Influencer Marketing Pitfalls Amid NFL's Israel Visit
Influencer marketing is a popular new choice for marketers...but what happens when the influencers aren't interested in the cause targeted? That's at least what happened recently as National Football Association (NFL) players were about to take a trip to Israel and found themselves enlisted as influencers.
Seattle Seahawks defensive end Michael Bennett—along with a set of other players—were set to go to Israel to play in an exhibition match with players from the Israeli Football Association. Nothing out of line so far, most noted, but a government minister reportedly attempted to take the ball and run with it—so to speak—by taking advantage of the NFL players' presence.
The word from Gilad Erdan, Israel's security minister, would take the NFL players' presence and turn said players into what amounted to goodwill ambassadors. Erdan noted that he was actively fighting against “delegitimization and BDS campaigns against Israel,” and that in fighting such campaigns, he would turn to “hosting influencers and opinion-formers of international standing in different fields, including sport.”
BDS, for those not familiar, is the “Boycott, Divestment and Sanctions” campaign, which seeks to use such economic tactics against Israel as a result of Israel's perceived inequities toward Palestinians. Thus, Erdan's move to bring in sports figures and other influencers could be seen as a form of influencer marketing, in which Erdan was trying to bring more positive perception to the country.
The players, meanwhile, didn't take such a measure lightly—Bennett himself cited Muhammad Ali as part of the reason he'd planned to cancel his trip—and thus many canceled plans to go. Though not all canceled the trip for political reasons, several seem to have canceled, and that's putting the future of the event in doubt.
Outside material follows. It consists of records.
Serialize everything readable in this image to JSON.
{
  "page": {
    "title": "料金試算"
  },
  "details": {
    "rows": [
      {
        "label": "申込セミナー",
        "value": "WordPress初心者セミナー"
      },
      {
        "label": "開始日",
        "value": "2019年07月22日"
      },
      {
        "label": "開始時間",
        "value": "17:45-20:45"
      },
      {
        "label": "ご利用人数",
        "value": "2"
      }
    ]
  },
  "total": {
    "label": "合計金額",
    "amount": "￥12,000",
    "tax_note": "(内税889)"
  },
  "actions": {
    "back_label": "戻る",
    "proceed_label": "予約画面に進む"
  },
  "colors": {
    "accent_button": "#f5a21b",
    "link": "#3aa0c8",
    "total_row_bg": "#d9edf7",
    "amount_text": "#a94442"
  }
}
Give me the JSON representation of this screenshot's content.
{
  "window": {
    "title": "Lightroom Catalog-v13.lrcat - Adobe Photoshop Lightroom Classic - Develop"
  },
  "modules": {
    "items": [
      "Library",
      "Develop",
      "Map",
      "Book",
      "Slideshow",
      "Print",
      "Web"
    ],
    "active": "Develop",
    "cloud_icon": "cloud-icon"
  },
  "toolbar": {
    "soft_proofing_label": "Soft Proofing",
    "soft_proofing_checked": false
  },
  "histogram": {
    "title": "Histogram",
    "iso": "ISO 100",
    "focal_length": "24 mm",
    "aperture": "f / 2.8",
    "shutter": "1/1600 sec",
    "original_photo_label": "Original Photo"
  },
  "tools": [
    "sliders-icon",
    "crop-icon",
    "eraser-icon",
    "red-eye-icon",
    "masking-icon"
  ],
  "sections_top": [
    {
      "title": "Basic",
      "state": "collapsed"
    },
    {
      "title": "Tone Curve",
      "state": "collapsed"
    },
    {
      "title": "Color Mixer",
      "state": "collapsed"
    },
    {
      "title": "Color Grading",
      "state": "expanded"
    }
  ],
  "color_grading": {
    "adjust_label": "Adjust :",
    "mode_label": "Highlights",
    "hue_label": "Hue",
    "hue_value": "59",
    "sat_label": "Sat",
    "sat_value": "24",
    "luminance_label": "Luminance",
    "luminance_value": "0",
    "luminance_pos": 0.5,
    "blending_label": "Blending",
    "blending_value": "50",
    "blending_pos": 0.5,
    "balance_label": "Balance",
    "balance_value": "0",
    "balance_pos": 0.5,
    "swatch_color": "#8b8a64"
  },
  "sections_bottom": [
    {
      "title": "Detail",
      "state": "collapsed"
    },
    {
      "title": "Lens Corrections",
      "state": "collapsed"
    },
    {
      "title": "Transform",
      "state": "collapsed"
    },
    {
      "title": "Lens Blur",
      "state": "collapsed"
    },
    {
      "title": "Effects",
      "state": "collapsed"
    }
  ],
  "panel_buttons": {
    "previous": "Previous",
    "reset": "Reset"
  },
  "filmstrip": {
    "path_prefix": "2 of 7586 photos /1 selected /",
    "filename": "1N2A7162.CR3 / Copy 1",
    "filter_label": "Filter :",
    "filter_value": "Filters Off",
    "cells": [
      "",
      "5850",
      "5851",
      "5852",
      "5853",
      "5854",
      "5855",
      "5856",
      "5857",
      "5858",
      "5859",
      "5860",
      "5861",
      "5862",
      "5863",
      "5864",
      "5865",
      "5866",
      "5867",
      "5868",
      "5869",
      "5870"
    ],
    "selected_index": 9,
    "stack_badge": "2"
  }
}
Opinion about Bennett's decision has run the gamut from viciously opposed to viciously in favor, and this teaches us all an important lesson about influencer marketing: make sure the influencer actually plans to express a viewpoint that's in line with what you want. While this isn't always possible—product reviews, for example, are a form of influencer marketing that doesn't always go according to plan—it's usually possible to control the narrative at least somewhat. Including mentions of certain features or the like can easily be a way to ensure the message is at least partially positive, colored somewhat by the influencer's opinion, but with enough positive flow that the negatives can be filtered out by part of the target market.
When the influencer isn't saying at least something positive about the product, the marketing value is lost. This shows us clearly that selecting the proper influencer is easily the most important part of any influencer marketing campaign.